If the string has valid syntax for a floating-point number but the value is not representable because of overflow, `strtof` returns either positive or negative `HUGE_VALf` (see section Mathematics), depending on the sign of the value.

This function is a GNU extension.

Function: long double strtold (const char *string, char **tailptr)
This function is similar to the `strtod` function but it returns a `long double` value instead of a `double` value. It should be used when high precision is needed.

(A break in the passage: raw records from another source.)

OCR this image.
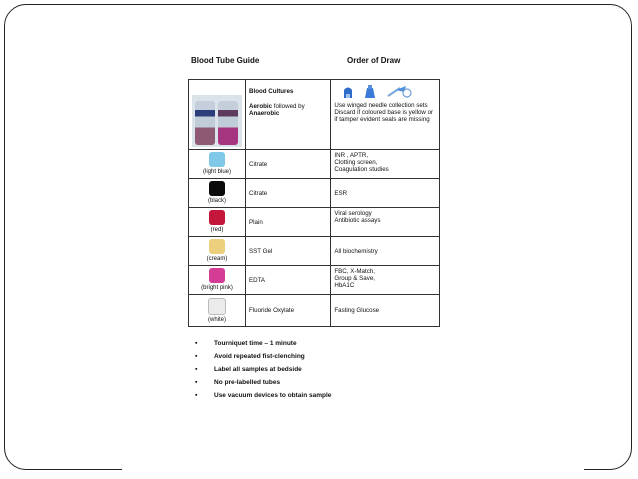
Blood Tube Guide	Order of Draw

	Blood Cultures
Aerobic followed by
Anaerobic	Use winged needle collection sets
Discard if coloured base is yellow or if tamper evident seals are missing

(light blue)	Citrate	INR , APTR,
Clotting screen,
Coagulation studies

(black)	Citrate	ESR

(red)	Plain	Viral serology
Antibiotic assays

(cream)	SST Gel	All biochemistry

(bright pink)	EDTA	FBC, X-Match,
Group & Save,
HbA1C

(white)	Fluoride Oxylate	Fasting Glucose
▪ Tourniquet time – 1 minute
▪ Avoid repeated fist-clenching
▪ Label all samples at bedside
▪ No pre-labelled tubes
▪ Use vacuum devices to obtain sample
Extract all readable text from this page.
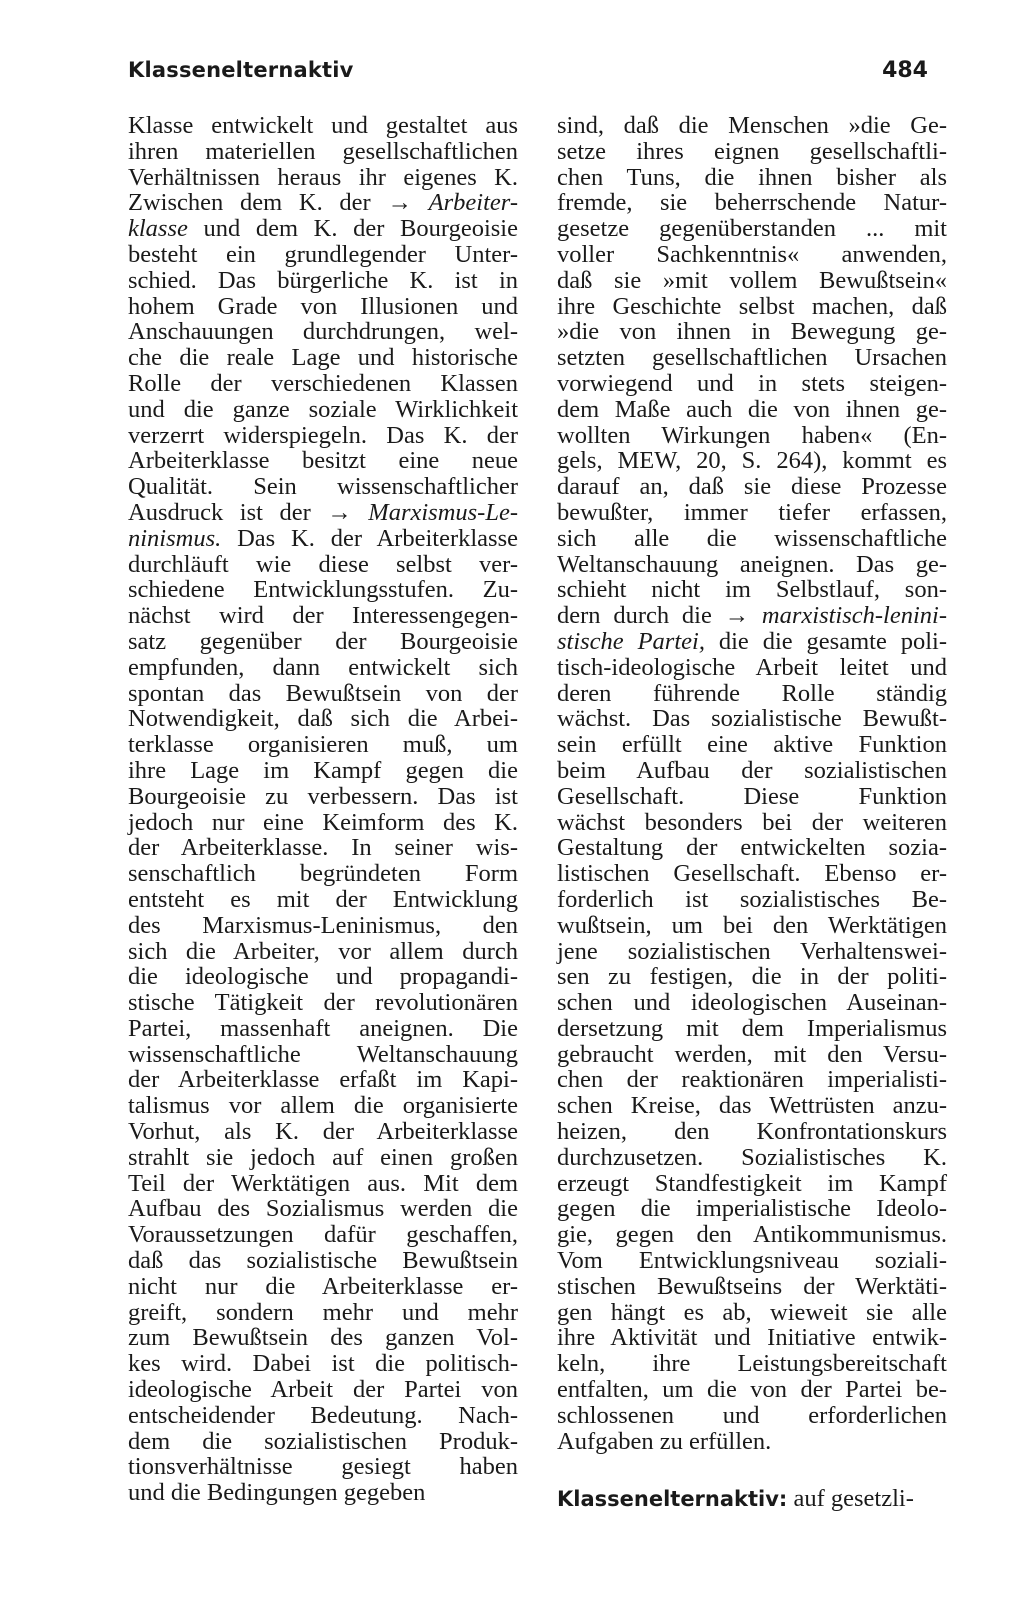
Klassenelternaktiv	484
Klasse entwickelt und gestaltet aus
ihren materiellen gesellschaftlichen
Verhältnissen heraus ihr eigenes K.
Zwischen dem K. der → Arbeiter-
klasse und dem K. der Bourgeoisie
besteht ein grundlegender Unter-
schied. Das bürgerliche K. ist in
hohem Grade von Illusionen und
Anschauungen durchdrungen, wel-
che die reale Lage und historische
Rolle der verschiedenen Klassen
und die ganze soziale Wirklichkeit
verzerrt widerspiegeln. Das K. der
Arbeiterklasse besitzt eine neue
Qualität. Sein wissenschaftlicher
Ausdruck ist der → Marxismus-Le-
ninismus. Das K. der Arbeiterklasse
durchläuft wie diese selbst ver-
schiedene Entwicklungsstufen. Zu-
nächst wird der Interessengegen-
satz gegenüber der Bourgeoisie
empfunden, dann entwickelt sich
spontan das Bewußtsein von der
Notwendigkeit, daß sich die Arbei-
terklasse organisieren muß, um
ihre Lage im Kampf gegen die
Bourgeoisie zu verbessern. Das ist
jedoch nur eine Keimform des K.
der Arbeiterklasse. In seiner wis-
senschaftlich begründeten Form
entsteht es mit der Entwicklung
des Marxismus-Leninismus, den
sich die Arbeiter, vor allem durch
die ideologische und propagandi-
stische Tätigkeit der revolutionären
Partei, massenhaft aneignen. Die
wissenschaftliche Weltanschauung
der Arbeiterklasse erfaßt im Kapi-
talismus vor allem die organisierte
Vorhut, als K. der Arbeiterklasse
strahlt sie jedoch auf einen großen
Teil der Werktätigen aus. Mit dem
Aufbau des Sozialismus werden die
Voraussetzungen dafür geschaffen,
daß das sozialistische Bewußtsein
nicht nur die Arbeiterklasse er-
greift, sondern mehr und mehr
zum Bewußtsein des ganzen Vol-
kes wird. Dabei ist die politisch-
ideologische Arbeit der Partei von
entscheidender Bedeutung. Nach-
dem die sozialistischen Produk-
tionsverhältnisse gesiegt haben
und die Bedingungen gegeben
sind, daß die Menschen »die Ge-
setze ihres eignen gesellschaftli-
chen Tuns, die ihnen bisher als
fremde, sie beherrschende Natur-
gesetze gegenüberstanden ... mit
voller Sachkenntnis« anwenden,
daß sie »mit vollem Bewußtsein«
ihre Geschichte selbst machen, daß
»die von ihnen in Bewegung ge-
setzten gesellschaftlichen Ursachen
vorwiegend und in stets steigen-
dem Maße auch die von ihnen ge-
wollten Wirkungen haben« (En-
gels, MEW, 20, S. 264), kommt es
darauf an, daß sie diese Prozesse
bewußter, immer tiefer erfassen,
sich alle die wissenschaftliche
Weltanschauung aneignen. Das ge-
schieht nicht im Selbstlauf, son-
dern durch die → marxistisch-lenini-
stische Partei, die die gesamte poli-
tisch-ideologische Arbeit leitet und
deren führende Rolle ständig
wächst. Das sozialistische Bewußt-
sein erfüllt eine aktive Funktion
beim Aufbau der sozialistischen
Gesellschaft. Diese Funktion
wächst besonders bei der weiteren
Gestaltung der entwickelten sozia-
listischen Gesellschaft. Ebenso er-
forderlich ist sozialistisches Be-
wußtsein, um bei den Werktätigen
jene sozialistischen Verhaltenswei-
sen zu festigen, die in der politi-
schen und ideologischen Auseinan-
dersetzung mit dem Imperialismus
gebraucht werden, mit den Versu-
chen der reaktionären imperialisti-
schen Kreise, das Wettrüsten anzu-
heizen, den Konfrontationskurs
durchzusetzen. Sozialistisches K.
erzeugt Standfestigkeit im Kampf
gegen die imperialistische Ideolo-
gie, gegen den Antikommunismus.
Vom Entwicklungsniveau soziali-
stischen Bewußtseins der Werktäti-
gen hängt es ab, wieweit sie alle
ihre Aktivität und Initiative entwik-
keln, ihre Leistungsbereitschaft
entfalten, um die von der Partei be-
schlossenen und erforderlichen
Aufgaben zu erfüllen.
Klassenelternaktiv: auf gesetzli-
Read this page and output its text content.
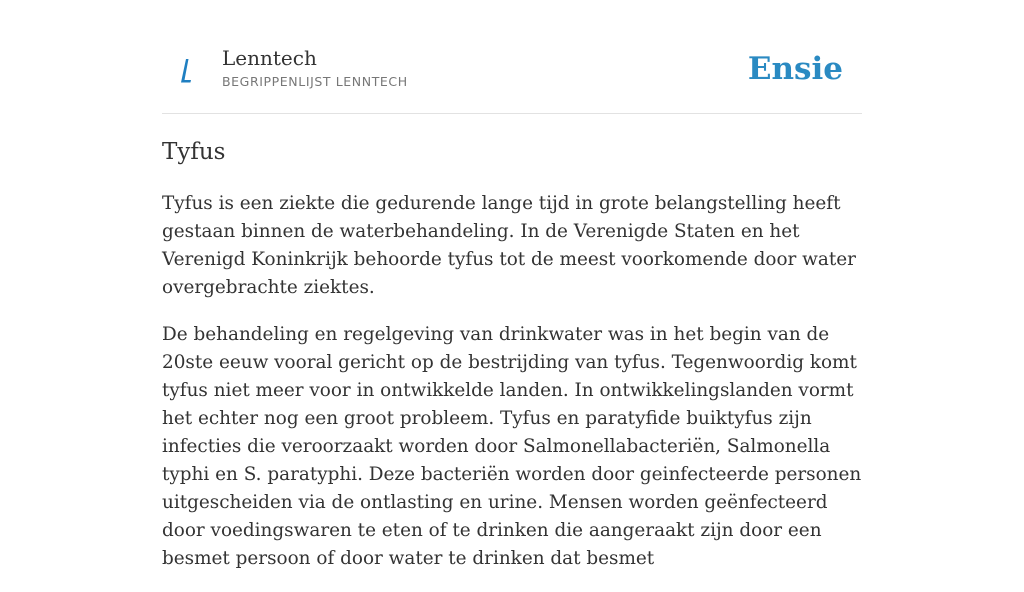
Lenntech
BEGRIPPENLIJST LENNTECH	Ensie
Tyfus

Tyfus is een ziekte die gedurende lange tijd in grote belangstelling heeft gestaan binnen de waterbehandeling. In de Verenigde Staten en het Verenigd Koninkrijk behoorde tyfus tot de meest voorkomende door water overgebrachte ziektes.

De behandeling en regelgeving van drinkwater was in het begin van de 20ste eeuw vooral gericht op de bestrijding van tyfus. Tegenwoordig komt tyfus niet meer voor in ontwikkelde landen. In ontwikkelingslanden vormt het echter nog een groot probleem. Tyfus en paratyfide buiktyfus zijn infecties die veroorzaakt worden door Salmonellabacteriën, Salmonella typhi en S. paratyphi. Deze bacteriën worden door geinfecteerde personen uitgescheiden via de ontlasting en urine. Mensen worden geënfecteerd door voedingswaren te eten of te drinken die aangeraakt zijn door een besmet persoon of door water te drinken dat besmet
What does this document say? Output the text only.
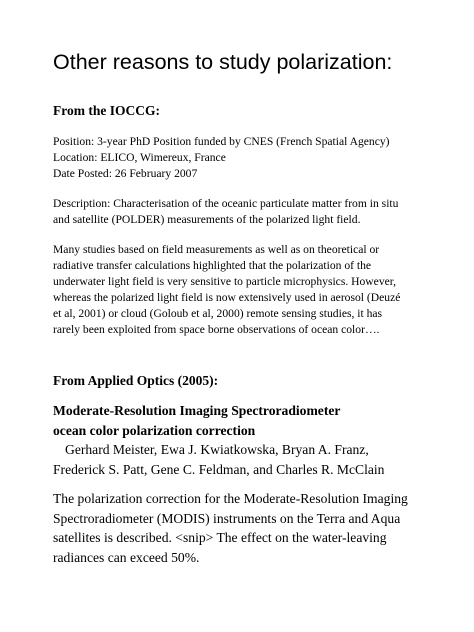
Other reasons to study polarization:
From the IOCCG:
Position: 3-year PhD Position funded by CNES (French Spatial Agency)
Location: ELICO, Wimereux, France
Date Posted: 26 February 2007
Description: Characterisation of the oceanic particulate matter from in situ
and satellite (POLDER) measurements of the polarized light field.
Many studies based on field measurements as well as on theoretical or
radiative transfer calculations highlighted that the polarization of the
underwater light field is very sensitive to particle microphysics. However,
whereas the polarized light field is now extensively used in aerosol (Deuzé
et al, 2001) or cloud (Goloub et al, 2000) remote sensing studies, it has
rarely been exploited from space borne observations of ocean color….
From Applied Optics (2005):
Moderate-Resolution Imaging Spectroradiometer
ocean color polarization correction
Gerhard Meister, Ewa J. Kwiatkowska, Bryan A. Franz,
Frederick S. Patt, Gene C. Feldman, and Charles R. McClain
The polarization correction for the Moderate-Resolution Imaging
Spectroradiometer (MODIS) instruments on the Terra and Aqua
satellites is described. <snip> The effect on the water-leaving
radiances can exceed 50%.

On systems which define a ```long double``` type (i.e., on which it is not the same as `double`) running this function might take significantly more time since more bits of precision are required.

If the string has valid syntax for a floating-point number but the value is not representable because of overflow, `strtold` returns either positive or negative `HUGE_VALl` (see section Mathematics), depending on the sign of the value.

This function is a GNU extension.

As for the integer parsing functions there are additional functions which will handle numbers represented using the grouping scheme of the current locale (see section Parsing of Integers).

Function: double atof (const char *string)
This function is similar to the `strtod` function, except that it need not detect overflow and underflow errors. The `atof` function is provided mostly for compatibility with existing code; using `strtod` is more robust.